5. Op grond van artikel 8:51a, eerste lid, Awb kan de rechtbank het bestuursorgaan in de gelegenheid stellen een gebrek in het bestreden besluit te herstellen of te laten herstellen. Op grond van artikel 8:80a van de Awb doet de rechtbank dan een tussenuitspraak.
De rechtbank ziet aanleiding om verweerder in de gelegenheid te stellen het gebrek te herstellen. Dat herstellen kan hetzij met een aanvullende motivering, hetzij, voor zover nodig, met een nieuwe beslissing op bezwaar, na of tegelijkertijd met intrekking van het nu bestreden besluit. Om het gebrek te herstellen moet verweerder, mede gelet op het rapport van Maring, naar de feiten en omstandigheden van dit moment onderzoeken in welke mate [minderjarige 1] begeleiding nodig heeft.

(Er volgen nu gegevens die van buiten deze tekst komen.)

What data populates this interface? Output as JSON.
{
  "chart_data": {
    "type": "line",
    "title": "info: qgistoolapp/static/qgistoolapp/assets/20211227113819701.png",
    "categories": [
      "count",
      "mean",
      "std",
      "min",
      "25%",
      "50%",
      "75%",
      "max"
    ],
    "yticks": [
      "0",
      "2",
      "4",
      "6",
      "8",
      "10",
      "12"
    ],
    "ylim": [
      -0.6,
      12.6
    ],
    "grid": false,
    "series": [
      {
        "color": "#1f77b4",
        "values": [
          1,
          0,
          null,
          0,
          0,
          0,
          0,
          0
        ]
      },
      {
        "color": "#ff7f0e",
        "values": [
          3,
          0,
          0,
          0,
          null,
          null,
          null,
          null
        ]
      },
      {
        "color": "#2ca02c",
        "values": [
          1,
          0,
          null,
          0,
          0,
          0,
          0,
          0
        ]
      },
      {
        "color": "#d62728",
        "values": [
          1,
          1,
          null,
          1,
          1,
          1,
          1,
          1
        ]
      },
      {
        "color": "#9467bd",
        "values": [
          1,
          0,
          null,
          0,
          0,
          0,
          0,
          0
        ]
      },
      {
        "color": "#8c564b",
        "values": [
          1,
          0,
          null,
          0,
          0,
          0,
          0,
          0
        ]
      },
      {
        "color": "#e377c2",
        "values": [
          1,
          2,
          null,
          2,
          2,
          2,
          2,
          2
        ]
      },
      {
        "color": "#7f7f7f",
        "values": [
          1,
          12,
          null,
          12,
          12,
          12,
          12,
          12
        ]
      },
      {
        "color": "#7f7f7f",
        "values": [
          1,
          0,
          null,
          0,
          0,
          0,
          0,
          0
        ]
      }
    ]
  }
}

Indien blijkt in welke mate begeleiding nodig is, dient verweerder vervolgens te bezien welk aandeel ouders of de sociale omgeving hierin redelijkerwijs kunnen leveren, daarbij de belangen als hiervoor vermeld in acht nemend. Voor zover begeleiding redelijkerwijs niet van de ouders kan worden gevergd, dient verweerder een voorziening op het gebied van jeugdhulp te verstrekken, in natura dan wel in de vorm van een PGB. Indien het onderzoek tot de conclusie leidt dat de jeugdhulp door ouders tot een aantoonbaar betere of effectievere ondersteuning leidt dan wel aantoonbaar doelmatiger is en overigens aan de voorwaarden is voldaan, kan het PGB worden aangewend voor de begeleiding door ouders. De rechtbank merkt daarbij nog op dat, naar verweerder ter zitting heeft gesteld, de nadere regels van verweerder, waarin onder meer een - de ouders (ten onrechte) uitsluitende - definitie is opgenomen van sociaal netwerk, zullen worden gewijzigd.
De rechtbank bepaalt de termijn waarbinnen verweerder het gebrek kan herstellen op acht weken na verzending van deze tussenuitspraak.
6. Verweerder moet op grond van artikel 8:51b, eerste lid, Awb en om nodeloze vertraging te voorkomen zo spoedig mogelijk, maar uiterlijk binnen twee weken, meedelen aan de rechtbank of hij gebruik maakt van de gelegenheid het gebrek te herstellen. Als verweerder gebruik maakt van die gelegenheid, zal de rechtbank eiseres in de gelegenheid stellen binnen vier weken te reageren op de herstelpoging van verweerder. In beginsel, ook in de situatie dat verweerder de hersteltermijn ongebruikt laat verstrijken, zal de rechtbank zonder tweede zitting uitspraak doen op het beroep.
7. De rechtbank houdt iedere verdere beslissing aan tot de einduitspraak op het beroep. Dat laatste betekent ook dat zij over de proceskosten en het griffierecht nu nog geen beslissing neemt.